In MAGIC MIKE, all the jobs working class men used to do to command worth, respect and social currency:  the cowboy, the fireman, the construction worker, the cop, the military man are on offer as impotent parodies of themselves. Even the rebels, the biker boy and the beat box dancer, Magic Mike himself, are up for sale at the club.  The bad boys have become someone college girls and working women buy for the night before they go home to a boyfriend or husband with real career prospects.

When the military act comes onstage on the 4th of July, the U.S. Army is reduced to a tease, The men in uniform are a display of  hyper-masculinity that is really about currency extraction, as evidenced by the stuffed g-strings that end the dance. The film's metaphor is complete: this is America as strip club, a glossy, sexed-up spectacle of ersatz male dominance, offering only an illusion of power, the tropes of masculinity devoid of potency or command.
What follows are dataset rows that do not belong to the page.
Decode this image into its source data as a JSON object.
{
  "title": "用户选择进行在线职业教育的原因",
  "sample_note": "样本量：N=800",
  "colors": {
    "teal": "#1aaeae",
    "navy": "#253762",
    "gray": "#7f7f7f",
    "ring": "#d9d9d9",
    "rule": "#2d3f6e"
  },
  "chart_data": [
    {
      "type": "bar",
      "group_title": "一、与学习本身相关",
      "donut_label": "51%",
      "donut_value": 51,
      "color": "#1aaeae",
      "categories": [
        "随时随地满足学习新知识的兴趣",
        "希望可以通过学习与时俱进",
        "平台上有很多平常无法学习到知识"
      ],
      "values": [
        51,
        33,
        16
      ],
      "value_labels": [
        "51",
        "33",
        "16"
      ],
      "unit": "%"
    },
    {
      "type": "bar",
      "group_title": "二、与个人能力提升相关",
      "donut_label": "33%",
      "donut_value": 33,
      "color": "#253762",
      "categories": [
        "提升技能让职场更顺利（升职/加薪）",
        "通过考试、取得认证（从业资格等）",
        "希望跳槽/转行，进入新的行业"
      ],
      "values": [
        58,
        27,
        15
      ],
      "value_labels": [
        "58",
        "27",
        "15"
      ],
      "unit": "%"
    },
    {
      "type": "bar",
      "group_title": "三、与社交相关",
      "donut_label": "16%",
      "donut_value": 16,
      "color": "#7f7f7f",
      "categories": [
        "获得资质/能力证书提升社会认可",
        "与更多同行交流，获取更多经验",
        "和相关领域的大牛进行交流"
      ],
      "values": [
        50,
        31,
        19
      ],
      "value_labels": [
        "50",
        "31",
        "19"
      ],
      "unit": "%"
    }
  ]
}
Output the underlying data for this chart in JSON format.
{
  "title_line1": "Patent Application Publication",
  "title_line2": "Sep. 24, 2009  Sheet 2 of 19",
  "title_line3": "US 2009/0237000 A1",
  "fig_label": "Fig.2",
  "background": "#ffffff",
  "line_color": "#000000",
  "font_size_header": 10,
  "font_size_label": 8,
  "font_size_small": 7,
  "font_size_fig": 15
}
Of course the army is the only other real employment option for these young men and the theatre of war is no jiggle show. However there is no more moral certainty in taking up the gun abroad than there is in pretending sexual desire for money. The choice on offer for these men is a choice between rings in hell.

Soderburgh does a bit of a tease here himself.  He sets up all kinds of interesting questions.  What happens to a man when he divorces himself from his own sexual desires to service the desires of others? Is the wash of money in certain businesses as addictive as the drugs?  He then, sadly fails to answer them or even fully explore them.
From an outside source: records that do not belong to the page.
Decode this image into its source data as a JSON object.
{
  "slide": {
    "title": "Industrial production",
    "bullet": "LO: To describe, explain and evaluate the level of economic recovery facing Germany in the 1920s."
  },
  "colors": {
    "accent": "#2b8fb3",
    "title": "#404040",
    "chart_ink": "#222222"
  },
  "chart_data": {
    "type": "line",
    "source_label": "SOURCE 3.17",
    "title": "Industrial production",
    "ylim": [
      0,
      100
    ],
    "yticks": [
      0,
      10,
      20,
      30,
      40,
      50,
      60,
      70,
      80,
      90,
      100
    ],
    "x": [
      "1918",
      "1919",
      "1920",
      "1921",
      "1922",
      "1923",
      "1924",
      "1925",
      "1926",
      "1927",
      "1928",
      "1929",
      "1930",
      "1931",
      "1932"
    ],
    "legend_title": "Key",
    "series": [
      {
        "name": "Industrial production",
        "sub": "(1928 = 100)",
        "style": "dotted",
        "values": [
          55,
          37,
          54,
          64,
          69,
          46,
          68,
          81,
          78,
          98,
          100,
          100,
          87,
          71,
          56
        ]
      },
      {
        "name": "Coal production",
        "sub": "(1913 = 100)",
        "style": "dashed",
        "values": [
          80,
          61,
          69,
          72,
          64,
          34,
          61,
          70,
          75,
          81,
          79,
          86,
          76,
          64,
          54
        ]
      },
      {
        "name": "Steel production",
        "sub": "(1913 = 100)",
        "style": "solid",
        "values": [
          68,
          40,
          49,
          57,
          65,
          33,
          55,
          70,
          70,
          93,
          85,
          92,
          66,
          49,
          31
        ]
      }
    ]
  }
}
Mike's attraction to Brooke, Adam's grounded older, working class, medical admin sister gives the film its heart. Both Tatum Channing and Cody Horn's performances are great.  Horn makes a meal of being a shrewd and silent observer of fools who think anything in life worth having will be easy or cheap. Channing shows us the suffering of a man who is not valued for who he is, a kind, hardworking and generous person, but rather  for what he looks like. There's a great moment in a bar when Mike runs into a girl he's been sleeping with who is out with her fiance.  He's one down, the dirty secret, the piece on the side, as disposable to this woman as last season's party shoes.

When Mike steps up and protects Adam from thugs after a drug deal gone awry, Brooke is finally able to see his moral worth and they have a tenuous but hopeful, human connection. Like Mike and Brooke, the audience is invested in Adam.  The ending is so ambiguous with regard to his fate, it fails to satisfy on any level.

The film ends up evoking much more than it delivers. MAGIC MIKE is a great tease and fun to look at, but in the end, like the strippers at its heart, it promises much more than it delivers.